The effort to get FCC clearance for unlicensed devices in between television channels should be called the “Interfere with the Free Airwaves Campaign,” according the the Association for Maximum Service Television (MSTV). That’s because tests thus far have given no indication that the scheme is technically feasible. “Recent demonstrations at FedEx Field and in the Majestic Theater show that the two devices used in the demonstrations utterly failed to detect wireless microphones,” said MSTV’s David Donovan. “After four years of trying, the proponents cannot build a device that senses accurately.”
According to Donovan, no less than 10 local television stations were “missed” by the sensing devices being tested. “Specifically, the Philips device consistently misidentified channel use, finding channels occupied that were in fact vacant.
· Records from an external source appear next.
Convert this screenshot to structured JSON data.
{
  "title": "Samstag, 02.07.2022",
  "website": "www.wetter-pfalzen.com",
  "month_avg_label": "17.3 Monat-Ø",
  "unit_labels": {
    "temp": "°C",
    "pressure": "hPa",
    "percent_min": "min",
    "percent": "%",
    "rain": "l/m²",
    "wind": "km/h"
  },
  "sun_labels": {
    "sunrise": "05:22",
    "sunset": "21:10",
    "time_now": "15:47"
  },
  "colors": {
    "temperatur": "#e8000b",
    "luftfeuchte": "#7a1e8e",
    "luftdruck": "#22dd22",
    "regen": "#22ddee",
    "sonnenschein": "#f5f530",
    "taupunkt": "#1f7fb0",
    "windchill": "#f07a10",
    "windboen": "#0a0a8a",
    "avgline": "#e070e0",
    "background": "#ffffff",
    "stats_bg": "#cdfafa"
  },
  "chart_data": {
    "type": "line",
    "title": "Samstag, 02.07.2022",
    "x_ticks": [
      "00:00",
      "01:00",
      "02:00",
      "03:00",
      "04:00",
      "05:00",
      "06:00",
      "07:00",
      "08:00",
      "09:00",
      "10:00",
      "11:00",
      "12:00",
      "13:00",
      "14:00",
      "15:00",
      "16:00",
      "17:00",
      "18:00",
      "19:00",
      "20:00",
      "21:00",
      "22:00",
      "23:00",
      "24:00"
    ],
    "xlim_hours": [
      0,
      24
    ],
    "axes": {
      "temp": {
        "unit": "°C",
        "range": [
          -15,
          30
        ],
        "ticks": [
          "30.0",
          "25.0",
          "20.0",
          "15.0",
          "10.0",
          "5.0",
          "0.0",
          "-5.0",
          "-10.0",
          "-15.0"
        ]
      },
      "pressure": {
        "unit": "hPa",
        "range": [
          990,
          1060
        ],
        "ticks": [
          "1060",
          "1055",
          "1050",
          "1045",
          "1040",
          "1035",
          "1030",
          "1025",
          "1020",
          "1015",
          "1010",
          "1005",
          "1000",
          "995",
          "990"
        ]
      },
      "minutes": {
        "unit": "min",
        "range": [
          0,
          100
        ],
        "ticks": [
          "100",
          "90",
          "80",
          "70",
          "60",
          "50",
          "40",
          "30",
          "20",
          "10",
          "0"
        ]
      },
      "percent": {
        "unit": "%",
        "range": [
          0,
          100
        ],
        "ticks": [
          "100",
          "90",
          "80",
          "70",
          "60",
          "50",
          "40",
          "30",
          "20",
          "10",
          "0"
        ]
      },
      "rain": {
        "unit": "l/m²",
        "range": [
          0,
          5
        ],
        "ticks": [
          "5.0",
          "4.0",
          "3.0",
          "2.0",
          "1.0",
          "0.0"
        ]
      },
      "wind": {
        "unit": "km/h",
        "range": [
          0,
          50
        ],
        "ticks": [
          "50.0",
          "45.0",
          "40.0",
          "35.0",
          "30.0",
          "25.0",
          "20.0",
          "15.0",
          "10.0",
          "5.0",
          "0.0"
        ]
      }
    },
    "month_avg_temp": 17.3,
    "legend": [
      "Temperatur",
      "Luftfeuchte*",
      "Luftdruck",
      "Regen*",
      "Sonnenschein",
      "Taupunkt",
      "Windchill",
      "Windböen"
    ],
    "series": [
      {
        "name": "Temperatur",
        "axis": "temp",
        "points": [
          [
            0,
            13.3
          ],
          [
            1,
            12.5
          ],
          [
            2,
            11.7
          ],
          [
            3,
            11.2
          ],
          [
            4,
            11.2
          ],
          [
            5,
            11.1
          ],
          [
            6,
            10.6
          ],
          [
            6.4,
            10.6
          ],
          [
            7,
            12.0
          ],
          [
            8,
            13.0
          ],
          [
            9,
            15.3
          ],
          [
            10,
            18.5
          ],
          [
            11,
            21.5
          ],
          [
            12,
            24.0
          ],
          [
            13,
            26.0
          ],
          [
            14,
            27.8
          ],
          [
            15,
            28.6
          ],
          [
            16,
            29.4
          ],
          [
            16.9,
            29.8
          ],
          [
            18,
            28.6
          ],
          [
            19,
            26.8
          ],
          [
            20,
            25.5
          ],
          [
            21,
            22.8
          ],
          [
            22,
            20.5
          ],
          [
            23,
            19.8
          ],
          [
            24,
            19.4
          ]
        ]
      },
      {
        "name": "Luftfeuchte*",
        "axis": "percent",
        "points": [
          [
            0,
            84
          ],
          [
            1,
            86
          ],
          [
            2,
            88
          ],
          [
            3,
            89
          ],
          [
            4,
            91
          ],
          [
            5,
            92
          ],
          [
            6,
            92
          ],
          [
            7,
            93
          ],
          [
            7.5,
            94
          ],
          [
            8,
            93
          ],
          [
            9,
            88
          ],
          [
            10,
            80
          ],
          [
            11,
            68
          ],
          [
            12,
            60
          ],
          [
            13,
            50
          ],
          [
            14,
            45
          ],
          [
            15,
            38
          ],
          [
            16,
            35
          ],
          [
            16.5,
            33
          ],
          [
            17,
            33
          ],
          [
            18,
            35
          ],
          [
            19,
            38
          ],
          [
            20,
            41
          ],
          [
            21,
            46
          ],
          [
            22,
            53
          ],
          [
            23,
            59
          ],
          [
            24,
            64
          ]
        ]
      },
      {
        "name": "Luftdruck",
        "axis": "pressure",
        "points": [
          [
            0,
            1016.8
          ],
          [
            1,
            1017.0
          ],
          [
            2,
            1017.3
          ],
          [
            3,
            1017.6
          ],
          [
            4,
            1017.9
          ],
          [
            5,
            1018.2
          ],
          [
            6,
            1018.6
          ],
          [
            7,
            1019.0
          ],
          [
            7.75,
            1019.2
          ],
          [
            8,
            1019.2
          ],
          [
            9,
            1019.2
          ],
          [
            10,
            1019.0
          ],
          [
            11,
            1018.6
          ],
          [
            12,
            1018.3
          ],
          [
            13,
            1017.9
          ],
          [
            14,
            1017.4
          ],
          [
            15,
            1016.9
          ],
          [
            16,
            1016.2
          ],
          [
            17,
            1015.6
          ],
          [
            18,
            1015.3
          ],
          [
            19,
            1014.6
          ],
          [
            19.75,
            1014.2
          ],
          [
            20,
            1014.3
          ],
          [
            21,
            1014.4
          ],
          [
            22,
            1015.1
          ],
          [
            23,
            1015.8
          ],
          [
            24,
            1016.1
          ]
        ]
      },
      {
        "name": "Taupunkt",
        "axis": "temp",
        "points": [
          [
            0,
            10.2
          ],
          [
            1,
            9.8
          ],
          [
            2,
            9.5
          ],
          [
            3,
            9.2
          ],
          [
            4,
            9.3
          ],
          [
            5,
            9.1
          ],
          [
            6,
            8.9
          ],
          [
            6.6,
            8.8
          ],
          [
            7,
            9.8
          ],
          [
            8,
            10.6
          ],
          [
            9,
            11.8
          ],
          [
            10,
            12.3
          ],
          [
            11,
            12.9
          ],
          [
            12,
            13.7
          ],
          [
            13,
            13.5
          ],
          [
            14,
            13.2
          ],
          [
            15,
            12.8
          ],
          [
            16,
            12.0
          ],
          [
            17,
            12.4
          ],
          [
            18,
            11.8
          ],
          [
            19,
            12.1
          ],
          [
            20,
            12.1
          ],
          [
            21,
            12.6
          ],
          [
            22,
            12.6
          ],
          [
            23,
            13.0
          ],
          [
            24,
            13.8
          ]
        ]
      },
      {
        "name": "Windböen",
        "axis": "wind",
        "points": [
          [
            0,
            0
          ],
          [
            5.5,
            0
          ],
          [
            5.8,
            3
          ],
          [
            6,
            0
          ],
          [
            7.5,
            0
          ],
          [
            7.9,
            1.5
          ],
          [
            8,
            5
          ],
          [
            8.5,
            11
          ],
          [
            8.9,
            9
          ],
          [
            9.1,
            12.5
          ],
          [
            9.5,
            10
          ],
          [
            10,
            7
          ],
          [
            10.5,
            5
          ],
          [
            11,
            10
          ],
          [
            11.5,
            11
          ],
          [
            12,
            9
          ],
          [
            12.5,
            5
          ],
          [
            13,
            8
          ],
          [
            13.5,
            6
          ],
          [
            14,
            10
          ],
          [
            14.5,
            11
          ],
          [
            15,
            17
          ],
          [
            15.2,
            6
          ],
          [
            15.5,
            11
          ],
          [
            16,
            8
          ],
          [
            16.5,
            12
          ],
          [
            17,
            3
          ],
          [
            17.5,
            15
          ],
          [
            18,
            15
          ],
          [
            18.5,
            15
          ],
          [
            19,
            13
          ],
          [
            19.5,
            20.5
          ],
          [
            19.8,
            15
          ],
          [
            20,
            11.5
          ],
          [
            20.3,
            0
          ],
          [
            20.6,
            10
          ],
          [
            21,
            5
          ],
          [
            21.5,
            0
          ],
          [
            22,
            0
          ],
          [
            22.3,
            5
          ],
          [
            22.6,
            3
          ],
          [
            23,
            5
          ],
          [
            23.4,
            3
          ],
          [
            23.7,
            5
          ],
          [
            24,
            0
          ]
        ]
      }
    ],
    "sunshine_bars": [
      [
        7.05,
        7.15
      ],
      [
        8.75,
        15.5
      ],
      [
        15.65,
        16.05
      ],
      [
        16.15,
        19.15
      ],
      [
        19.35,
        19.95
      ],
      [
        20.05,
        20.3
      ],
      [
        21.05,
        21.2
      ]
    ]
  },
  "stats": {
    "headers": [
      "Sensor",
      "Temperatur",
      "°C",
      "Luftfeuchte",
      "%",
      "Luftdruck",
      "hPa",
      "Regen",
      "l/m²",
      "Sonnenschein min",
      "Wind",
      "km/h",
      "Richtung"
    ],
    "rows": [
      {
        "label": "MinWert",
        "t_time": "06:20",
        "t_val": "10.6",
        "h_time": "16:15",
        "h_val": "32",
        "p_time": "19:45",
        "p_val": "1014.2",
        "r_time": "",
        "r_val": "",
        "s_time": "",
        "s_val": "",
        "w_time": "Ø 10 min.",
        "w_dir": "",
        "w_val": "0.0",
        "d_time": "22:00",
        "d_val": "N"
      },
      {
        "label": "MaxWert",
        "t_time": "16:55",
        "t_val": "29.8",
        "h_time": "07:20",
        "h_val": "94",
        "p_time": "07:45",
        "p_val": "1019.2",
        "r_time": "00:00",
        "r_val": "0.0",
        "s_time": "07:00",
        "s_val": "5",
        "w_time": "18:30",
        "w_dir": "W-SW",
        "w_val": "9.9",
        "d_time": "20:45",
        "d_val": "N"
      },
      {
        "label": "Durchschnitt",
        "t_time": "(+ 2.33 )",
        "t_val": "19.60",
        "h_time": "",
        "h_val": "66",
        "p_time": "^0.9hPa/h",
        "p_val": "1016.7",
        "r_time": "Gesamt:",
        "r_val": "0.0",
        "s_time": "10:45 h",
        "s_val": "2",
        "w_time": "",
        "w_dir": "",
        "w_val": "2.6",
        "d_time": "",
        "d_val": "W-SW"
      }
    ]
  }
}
Contrary to the ‘spin’ by proponents, such misidentification demonstrates that sensing does not work. The key to sensing is to differentiate between occupied and unoccupied channels. The Philips device utterly failed in this regard. Based on this performance, the FCC lacks the necessary information to even attempt to draft a rule that will protect consumers.”
Donovan said the “beacon” solution, which was not part of the recent test, isn’t likely to work either since it too relies on sensing ability which has yet to be demonstrated.
He concluded, “American consumers, who have invested billions of dollars in new digital television sets, deserve to have interference-free over-the-air digital television. This investment should not be undermined by a few companies simply because they want access to spectrum.”
RBR/TVBR observation: We remain stunned that they are even remotely considering this risky proposition while the most ambitious repurposing of the spectrum ever attempted, the DTV transition, is in progress. You’d think they’d wait a few years before even pretending to be concerned about creating a white space regime ruled by chaos.